Facing raw realities in regional Australia

Regional Australia is often years behind in the push for equality in women's pay and career opportunities. But women can take matters into their own hands, writes Neal Vaughan.

A recent 2015 study by Charles Sturt University found women’s pay gaps are higher and harder to bridge in many regional companies due to more non-award pay agreements and management differences.

A 2015 study by the University of New England (UNE) goes further, saying outdated workplace attitudes actually hold women back.

UNE pro vice chancellor (academic) Alison Sheridan says her research confirms the CSU study and what many regional women see in their day-to-day working life.

"The Australian Workforce and Productivity Agency found women contribute 50 per cent of the economic output of regional areas, yet most still hit the glass ceiling where their city counterparts have broken through."

After recently completing a detailed UNE study into the obstacles facing professional women's careers in rural Australia, Sheridan says women often become invisible in regional businesses. Their need for workplace flexibility is widely seen as a problem by business, not a feature that can improve productivity.

Co-authored by Sujana Adapa and Jenny Rindfleish, the UNE study focused on the accounting profession. It revealed a gap in status and rewards such us bonus payments in regional accounting firms, despite women generally being better qualified than men at the start of their careers.


Region-by-region number crunching confirms this. Australian Bureau of Statistics (2014) figures reported for the Clarence Valley show an average gender pay gap of 18.8 per cent compared to the national 17.1 per cent – equating to women receiving $300 a week less than men on average.

On the plus side, the UNE study's results for micro-businesses showed much better outcomes in both pay and seniority for women, thanks to more empathy with their abilities and workplace needs.

This highlights a major reason women struggle to advance their careers in many larger regional businesses. The UNE team found a profound lack of understanding of the needs of women with families and surprisingly conservative attitudes in general. Sheridan outlines how a senior male executive said women couldn't be trusted with sensitive information.

It was like an episode of Mad Men; a comment you might have heard in Sydney 25 years ago.

"There is a pronounced lack of women in senior roles compared to the big cities. A lot of talented women settle for lower-level career outcomes or leave. The roles are there but there are barriers rarely found in cities these days," Sheridan says.
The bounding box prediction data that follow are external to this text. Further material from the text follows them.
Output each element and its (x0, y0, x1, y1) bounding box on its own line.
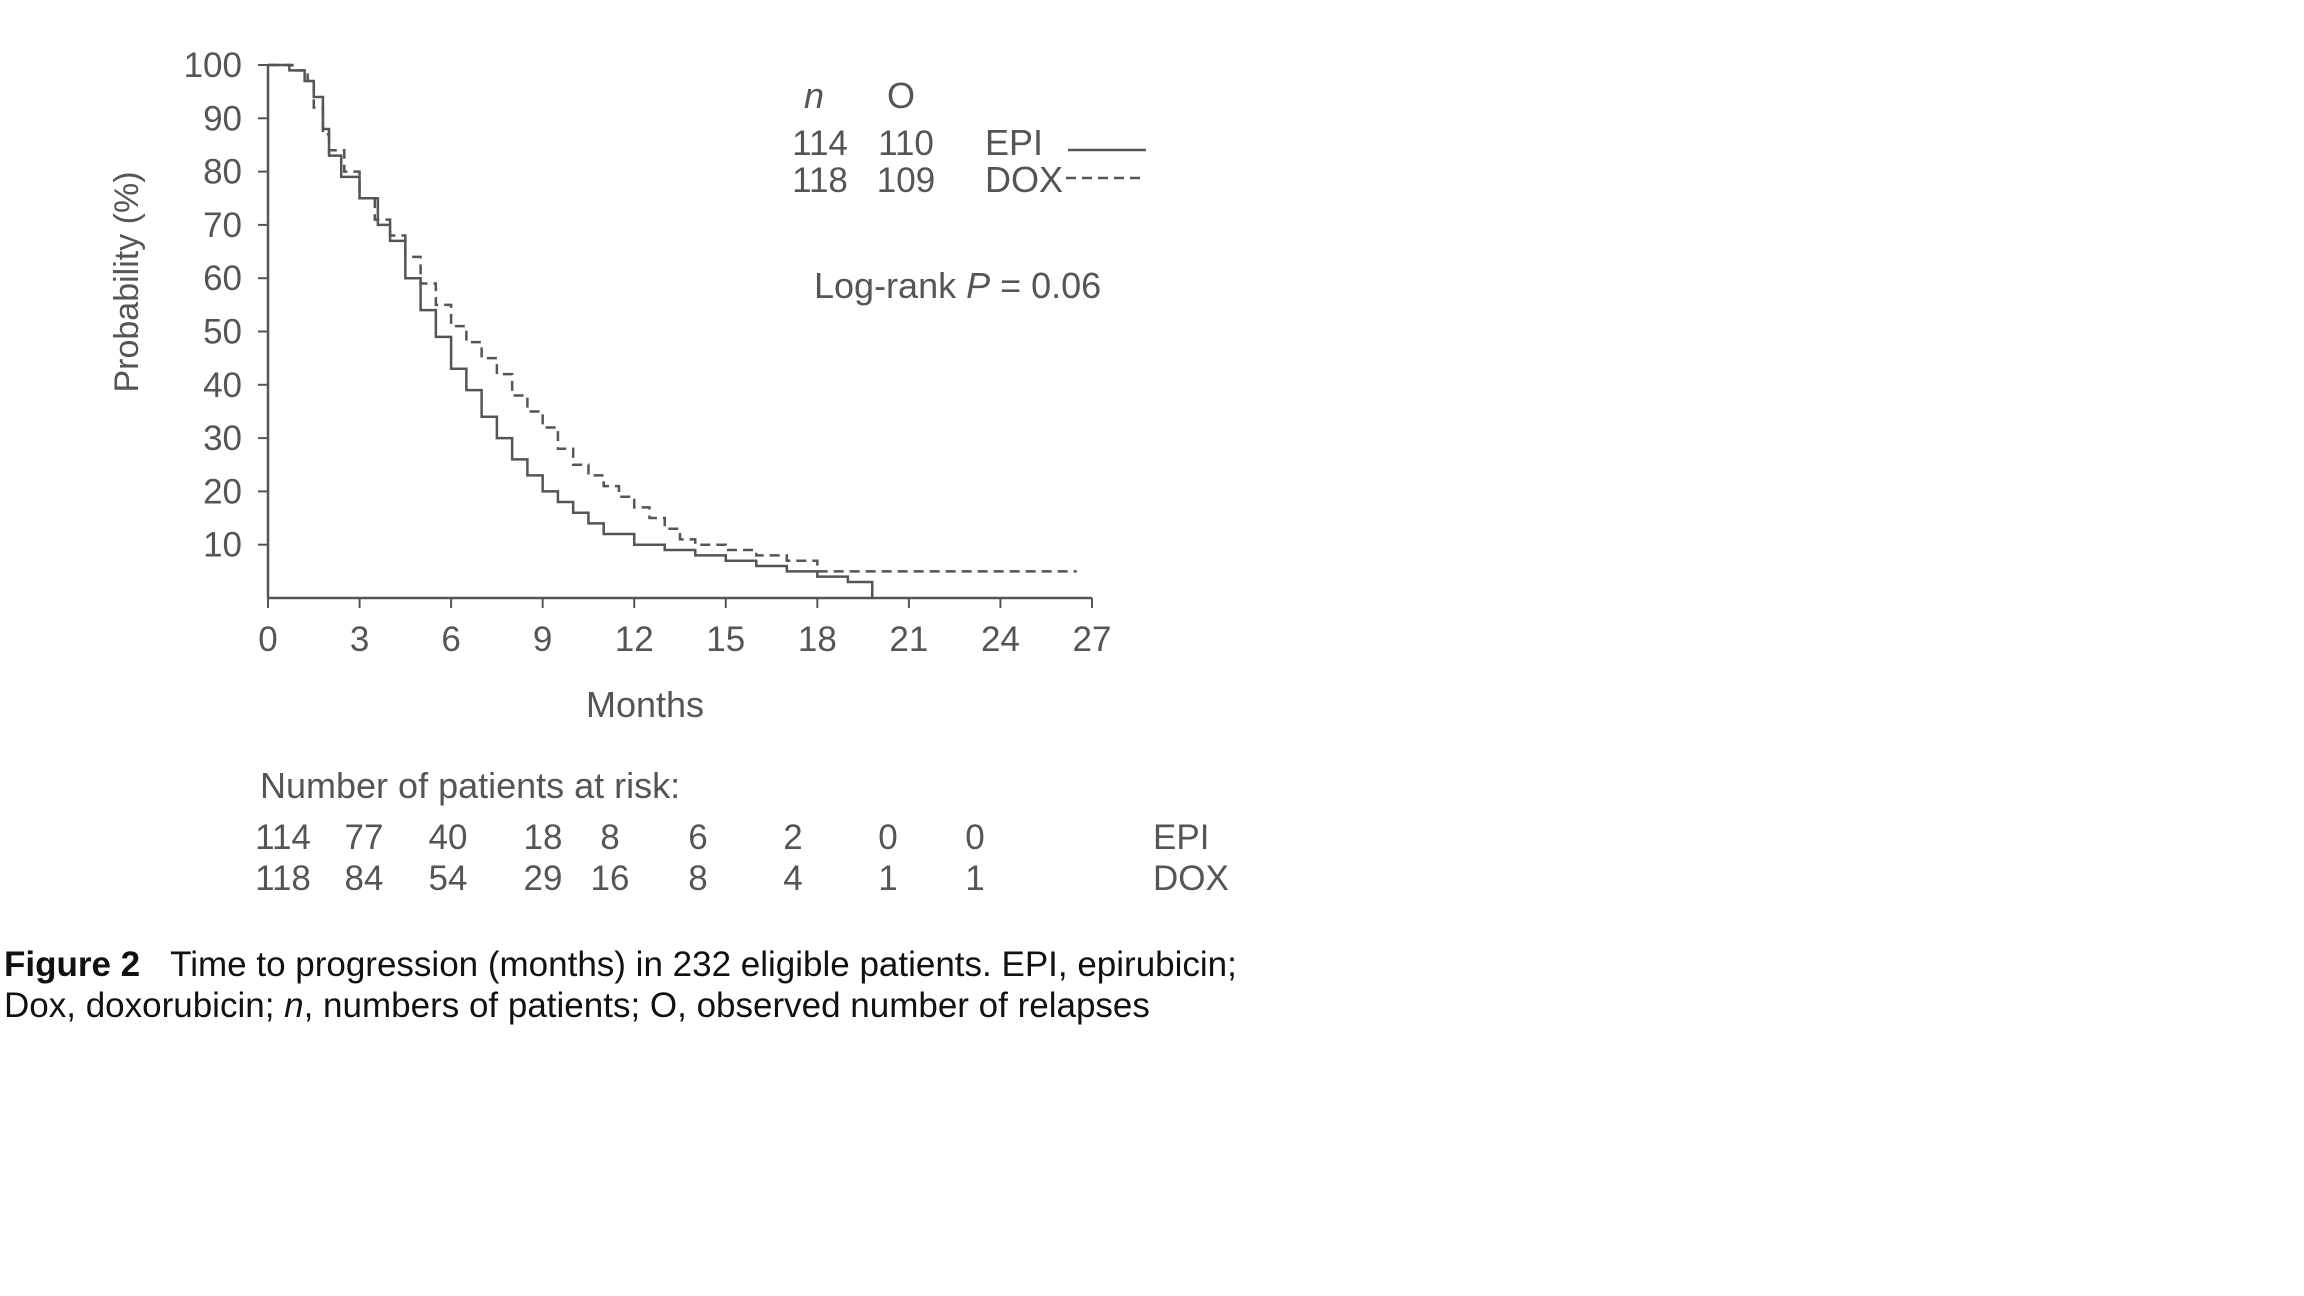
risk-dox-value: 1 (878, 859, 898, 898)
legend-epi-o: 110 (878, 124, 934, 163)
log-rank-annotation: Log-rank P = 0.06 (814, 265, 1101, 306)
legend: n O 114 110 EPI 118 109 DOX (792, 75, 1146, 200)
y-tick-label: 40 (203, 366, 242, 405)
x-tick-label: 15 (706, 620, 745, 659)
risk-dox-value: 16 (590, 859, 630, 898)
y-tick-label: 100 (184, 46, 242, 85)
risk-epi-value: 114 (255, 818, 311, 857)
y-tick-label: 20 (203, 472, 242, 511)
legend-epi-name: EPI (985, 122, 1043, 163)
legend-dox-n: 118 (792, 161, 848, 200)
x-tick-label: 21 (889, 620, 928, 659)
x-tick-label: 0 (258, 620, 277, 659)
caption-text-2: , numbers of patients; O, observed numbe… (303, 986, 1150, 1025)
risk-epi-value: 2 (783, 818, 803, 857)
risk-epi-value: 0 (965, 818, 985, 857)
risk-epi-value: 77 (344, 818, 384, 857)
risk-epi-value: 0 (878, 818, 898, 857)
axes: 0 3 6 9 12 15 18 21 24 27 10 20 30 40 50 60 70 80 90 100 (184, 46, 1112, 659)
x-tick-label: 9 (533, 620, 552, 659)
y-tick-label: 30 (203, 419, 242, 458)
x-tick-label: 24 (981, 620, 1020, 659)
caption-italic-n: n (284, 986, 304, 1025)
km-plot: 0 3 6 9 12 15 18 21 24 27 10 20 30 40 50 60 70 80 90 100 Mo… (108, 46, 1146, 725)
log-rank-p: P (966, 265, 990, 306)
legend-header-o: O (887, 75, 915, 116)
x-tick-label: 27 (1073, 620, 1112, 659)
series-dox-curve (268, 63, 1077, 573)
x-tick-label: 18 (798, 620, 837, 659)
risk-epi-value: 40 (428, 818, 468, 857)
figure-caption: Figure 2 Time to progression (months) in … (4, 944, 1264, 1026)
caption-label: Figure 2 (4, 945, 141, 984)
x-tick-label: 6 (441, 620, 460, 659)
risk-epi-value: 6 (688, 818, 708, 857)
legend-dox-o: 109 (877, 161, 935, 200)
y-tick-label: 50 (203, 313, 242, 352)
legend-dox-name: DOX (985, 159, 1063, 200)
risk-epi-label: EPI (1153, 818, 1210, 857)
y-axis-label: Probability (%) (108, 171, 146, 392)
risk-dox-label: DOX (1153, 859, 1229, 898)
x-tick-label: 12 (615, 620, 654, 659)
curves (268, 63, 1077, 598)
risk-table-title: Number of patients at risk: (260, 765, 681, 806)
risk-dox-value: 84 (344, 859, 384, 898)
risk-dox-value: 8 (688, 859, 708, 898)
x-axis-label: Months (586, 684, 704, 725)
risk-dox-value: 54 (428, 859, 468, 898)
log-rank-value: = 0.06 (990, 265, 1101, 306)
risk-epi-value: 8 (600, 818, 620, 857)
y-tick-label: 60 (203, 259, 242, 298)
legend-epi-n: 114 (792, 124, 848, 163)
legend-header-n: n (804, 75, 824, 116)
risk-dox-value: 4 (783, 859, 803, 898)
risk-dox-value: 1 (965, 859, 985, 898)
risk-dox-value: 29 (523, 859, 563, 898)
log-rank-prefix: Log-rank (814, 265, 966, 306)
series-epi-curve (268, 63, 874, 598)
y-tick-label: 10 (203, 526, 242, 565)
risk-dox-value: 118 (255, 859, 311, 898)
y-tick-label: 90 (203, 99, 242, 138)
y-tick-label: 70 (203, 206, 242, 245)
caption-text-1: Time to progression (months) in 232 elig… (4, 945, 1237, 1025)
y-tick-label: 80 (203, 153, 242, 192)
risk-epi-value: 18 (523, 818, 563, 857)
x-tick-label: 3 (350, 620, 369, 659)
Outdated management attitudes, which lead to lack of workplace flexibility, compounded by fewer childcare resources in rural areas (particularly long day care) are some of these barriers.

Take control

These issues are echoed by Australian Women in Agriculture president Elizabeth Brennan. But she notes a lot of progress is being made and that women's attitude, particularly their own self-confidence, is playing a big role in this.

“I work in the wheat belt north of Perth and men do understand the issues. Things are evolving, but women in other industries need to follow agriculture's example, to network more and set their own agenda," Brennan says.
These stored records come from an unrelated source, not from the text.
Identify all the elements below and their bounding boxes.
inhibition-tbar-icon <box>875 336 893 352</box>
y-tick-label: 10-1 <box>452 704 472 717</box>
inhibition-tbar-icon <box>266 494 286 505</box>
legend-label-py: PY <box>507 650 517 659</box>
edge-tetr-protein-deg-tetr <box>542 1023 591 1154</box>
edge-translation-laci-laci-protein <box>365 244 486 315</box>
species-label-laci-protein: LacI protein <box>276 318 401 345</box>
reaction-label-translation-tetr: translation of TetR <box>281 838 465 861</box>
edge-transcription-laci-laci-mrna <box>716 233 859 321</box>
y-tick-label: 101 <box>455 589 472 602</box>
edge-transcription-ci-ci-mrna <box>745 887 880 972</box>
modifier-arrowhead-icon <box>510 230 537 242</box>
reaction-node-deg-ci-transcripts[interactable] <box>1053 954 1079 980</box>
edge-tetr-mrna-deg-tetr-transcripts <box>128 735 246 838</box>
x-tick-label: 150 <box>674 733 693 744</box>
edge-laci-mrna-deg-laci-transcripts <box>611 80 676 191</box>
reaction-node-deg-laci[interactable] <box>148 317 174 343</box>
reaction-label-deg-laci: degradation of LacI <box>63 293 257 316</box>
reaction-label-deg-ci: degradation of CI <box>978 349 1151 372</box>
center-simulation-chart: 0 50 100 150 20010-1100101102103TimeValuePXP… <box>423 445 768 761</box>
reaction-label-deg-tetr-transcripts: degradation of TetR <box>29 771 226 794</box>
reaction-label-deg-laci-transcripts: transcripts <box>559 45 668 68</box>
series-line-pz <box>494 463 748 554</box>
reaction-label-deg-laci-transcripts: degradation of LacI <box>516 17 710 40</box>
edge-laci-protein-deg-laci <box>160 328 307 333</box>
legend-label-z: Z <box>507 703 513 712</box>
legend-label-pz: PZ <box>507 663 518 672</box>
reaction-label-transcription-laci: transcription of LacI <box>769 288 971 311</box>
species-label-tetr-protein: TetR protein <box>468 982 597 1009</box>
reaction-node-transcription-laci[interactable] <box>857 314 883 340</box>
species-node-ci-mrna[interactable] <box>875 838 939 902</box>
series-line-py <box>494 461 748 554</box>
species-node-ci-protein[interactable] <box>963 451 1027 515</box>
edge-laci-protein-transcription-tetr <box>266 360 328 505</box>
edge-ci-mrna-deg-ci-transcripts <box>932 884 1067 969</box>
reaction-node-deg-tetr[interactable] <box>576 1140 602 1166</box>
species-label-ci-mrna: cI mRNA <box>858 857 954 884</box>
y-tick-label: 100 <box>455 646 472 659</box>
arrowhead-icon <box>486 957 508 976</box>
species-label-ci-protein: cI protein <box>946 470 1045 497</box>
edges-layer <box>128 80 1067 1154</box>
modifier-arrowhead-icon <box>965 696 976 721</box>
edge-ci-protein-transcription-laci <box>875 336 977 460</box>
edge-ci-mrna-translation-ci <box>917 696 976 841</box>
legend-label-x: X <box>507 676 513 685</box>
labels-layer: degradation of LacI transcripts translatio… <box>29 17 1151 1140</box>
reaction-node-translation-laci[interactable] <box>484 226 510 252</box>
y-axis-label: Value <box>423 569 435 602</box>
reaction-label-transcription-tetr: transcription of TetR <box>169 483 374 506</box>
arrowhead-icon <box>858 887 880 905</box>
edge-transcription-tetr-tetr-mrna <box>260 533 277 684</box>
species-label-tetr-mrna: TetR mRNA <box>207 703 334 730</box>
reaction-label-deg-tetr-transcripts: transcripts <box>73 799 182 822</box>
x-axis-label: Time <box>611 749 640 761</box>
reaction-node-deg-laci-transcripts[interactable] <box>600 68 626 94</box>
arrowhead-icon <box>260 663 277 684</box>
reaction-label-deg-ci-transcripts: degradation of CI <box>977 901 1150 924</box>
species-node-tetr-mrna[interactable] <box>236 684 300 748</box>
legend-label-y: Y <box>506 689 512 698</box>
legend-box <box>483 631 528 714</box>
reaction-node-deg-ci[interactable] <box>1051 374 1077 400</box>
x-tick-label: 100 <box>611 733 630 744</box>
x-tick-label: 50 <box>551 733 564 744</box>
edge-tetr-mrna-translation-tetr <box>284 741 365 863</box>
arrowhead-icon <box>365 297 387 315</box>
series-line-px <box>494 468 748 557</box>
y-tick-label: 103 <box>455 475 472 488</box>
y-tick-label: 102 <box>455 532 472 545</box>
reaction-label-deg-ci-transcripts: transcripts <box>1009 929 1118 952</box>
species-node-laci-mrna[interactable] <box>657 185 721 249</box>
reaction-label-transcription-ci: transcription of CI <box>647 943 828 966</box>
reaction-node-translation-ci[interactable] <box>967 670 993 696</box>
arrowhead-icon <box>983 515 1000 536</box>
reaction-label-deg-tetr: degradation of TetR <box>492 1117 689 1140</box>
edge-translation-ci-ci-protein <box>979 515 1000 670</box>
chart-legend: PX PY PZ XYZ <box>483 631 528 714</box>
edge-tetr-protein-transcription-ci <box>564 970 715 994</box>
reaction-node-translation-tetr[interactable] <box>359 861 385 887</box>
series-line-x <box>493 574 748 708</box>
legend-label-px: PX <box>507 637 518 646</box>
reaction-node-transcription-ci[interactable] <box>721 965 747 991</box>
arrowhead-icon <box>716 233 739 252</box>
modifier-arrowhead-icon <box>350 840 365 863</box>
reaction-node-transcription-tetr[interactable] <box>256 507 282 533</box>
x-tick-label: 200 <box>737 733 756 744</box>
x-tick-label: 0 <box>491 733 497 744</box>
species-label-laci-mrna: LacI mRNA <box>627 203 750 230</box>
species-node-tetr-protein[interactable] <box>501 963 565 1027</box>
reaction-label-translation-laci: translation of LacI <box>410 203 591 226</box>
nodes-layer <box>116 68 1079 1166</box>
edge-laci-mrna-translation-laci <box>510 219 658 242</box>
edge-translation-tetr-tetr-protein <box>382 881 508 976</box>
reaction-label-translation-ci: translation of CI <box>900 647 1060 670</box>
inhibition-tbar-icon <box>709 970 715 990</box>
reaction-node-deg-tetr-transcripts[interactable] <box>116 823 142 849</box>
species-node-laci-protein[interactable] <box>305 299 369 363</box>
One way to do this is for regional women to know their worth in the job market and to build networks with other female professionals in different industries. Brennan recalls selling her own skills short: "I know that I've undersold myself when going for jobs – it's the old adage men only need to be 80 per cent sure while women want to be 120 per cent sure."

She believes the power of women's networks is transformational and that technology is the key. This includes opening up wide-ranging support to build self-confidence, as well as providing practical solutions such as developing alternative childcare networks, or simply being armed with salary comparisons before a job interview.

One big issue in Brennan's view is that regional communications infrastructure is slowing progress and she urges women in senior positions to press for better country internet services.

UNE’s study also points to how women can improve their own position. Building on the findings that women do better in micro firms of five staff or less, Sheridan says “in smaller firms the problem of invisibility largely solves itself as everyone works closely together and stereotypical gender roles and work practices are broken down”.

She suggests the same can happen in larger businesses, but women must have the confidence to draw attention to the problems they face. They need to support each other and raise their profile on regional professional and government bodies, "so women's issues are addressed beyond the big-city corporate boardrooms".

If you're working in regional Australia and feel your career and pay are being compromised, visit the Fair Work Ombudsman’s website which sets out award pay rates and conditions. Also consider private job comparison sites such as PayScale. To become more involved in local business and professional groups, contact your local chamber of commerce.